3 Steps to Measure CX Impact and Align Your C-Suite Around Experience

To build support and consensus around the practice of customer experience, I often tell my coaching clients that the very first thing that you must do is: you’ve got to ring the money bell. Recognize that, at the end of the day, we are all here to grow our business—and that’s what your C-Suite cares about.

Leaders should do the following three things when you take on the responsibilities of a chief customer officer or head of customer experience.

As a CCO You Must Create One Version of the Truth

Bring the CFO, CMO, CEO—all the alphabet people—and do the customer math. But the key is to do a common version of the math. What’s the volume and the expected value of incoming customers? That’s how good you were at acquisition. But we also have to understand: how many customers did we lose? Volume and value. Because one in is not equal to one out.

Let’s say you’re selling five product categories. Each one of those product categories is going to present their math differently and roll up their red, yellow and green dots based on how they’re doing in their category. But the CEO needs to care about the big picture; as an enterprise, are we earning and keeping more valued customers than we’re losing?

Once we have this number, we can then think about the human whose life we impact, and we can get our leaders pounding their hands on the table and going, “Why, why, what happened?”

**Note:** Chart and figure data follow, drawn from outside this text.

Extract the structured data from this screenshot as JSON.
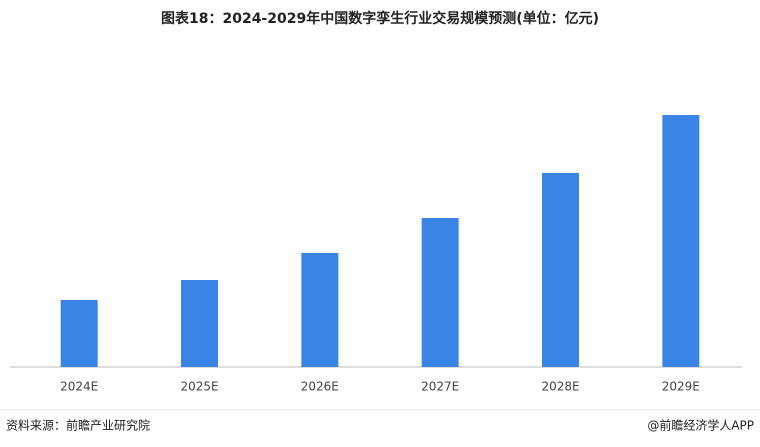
{
  "chart_data": {
    "type": "bar",
    "title": "图表18：2024-2029年中国数字孪生行业交易规模预测(单位：亿元)",
    "categories": [
      "2024E",
      "2025E",
      "2026E",
      "2027E",
      "2028E",
      "2029E"
    ],
    "values": [
      67,
      87,
      114,
      149,
      194,
      252
    ],
    "color": "#3a84e6",
    "source": "资料来源：前瞻产业研究院",
    "credit": "@前瞻经济学人APP"
  }
}
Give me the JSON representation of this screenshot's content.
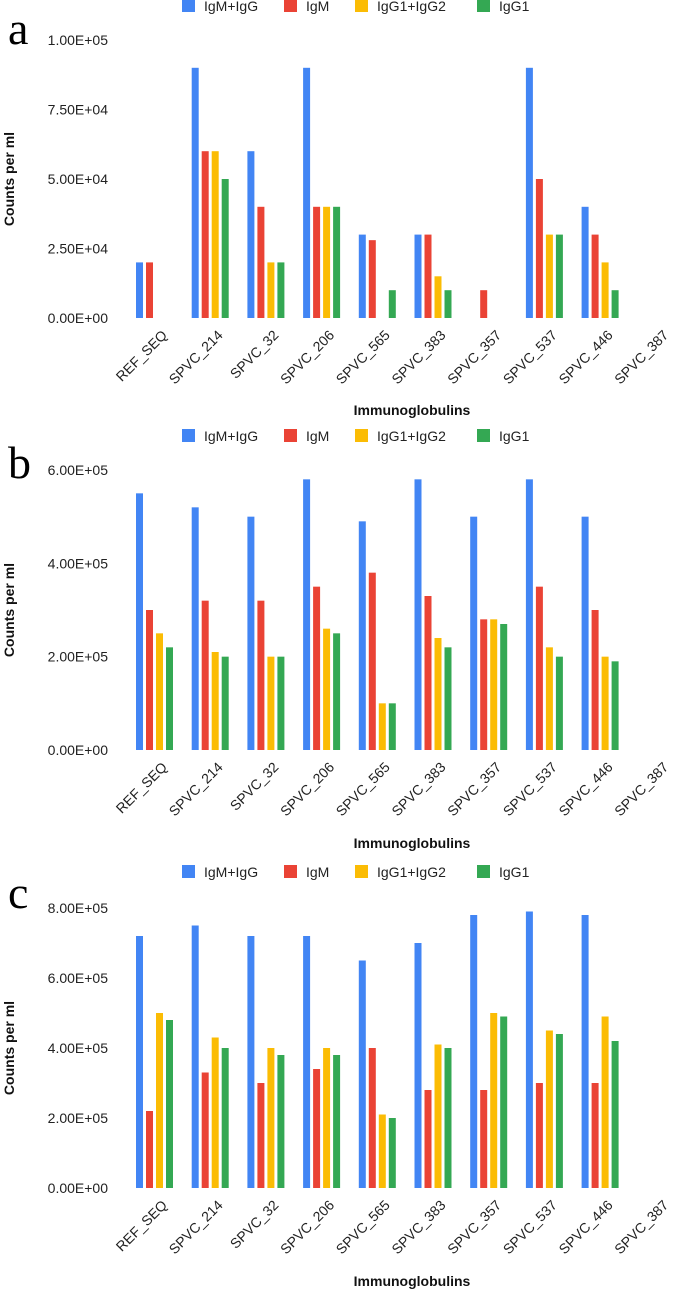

That’s where all these other things we know about—the journey et cetera—become a part of the blueprint for telling the story of the “why.” But we often jump to the story, and we don’t acknowledge the business imperative, which is the growth part.

What your CEO cares about is the big picture. As an enterprise, are we earning and keeping more valued customers than we're losing? You need to show this math to build buy-in for #CX. Click To Tweet

Look at Impact in Real Terms

Here’s the other thing: I want people to answer the above question in whole numbers, not in retention rates because retention rates give you a false positive.

I also believe we need to take people off the spreadsheet and we want to give people a little agit—a little sick in the belly.

For instance, if we brought in 100 customers, show your executives: what is the expected value of those customers? But in that same quarter, did we lose 55 customers? What were they worth? What if they were worth three times more than those hundred we brought in? Or what if 40% of them downgraded what they bought and were now worth less?

Unite Your Team with this Board-Level Metric

My mantra about this measurement process is: clunky is good. You’re not going to have it all perfect. That’s why you must get the CEO, the CMO, the sales guy, and definitely the CFO at the table so they have a voice in building this metric with you. They need to be your partners, because ultimately what we want is for this number to be a board-level metric.

The other cool thing about this metric is that you can’t cross-tab your way out of it. You can’t beg for a better number. And you can’t refute the validity of the customers answering your survey questions, which are all the things that happen in our traditional measure.

In other words, it gives all of your leaders a common “talk track” to say, “As a result of the experience we all delivered, did we earn the right to grow?” Because two things have to happen to get the kind of buy-in that will move your customer experience forward: It’s got to be simple. It’s got to be irrefutable.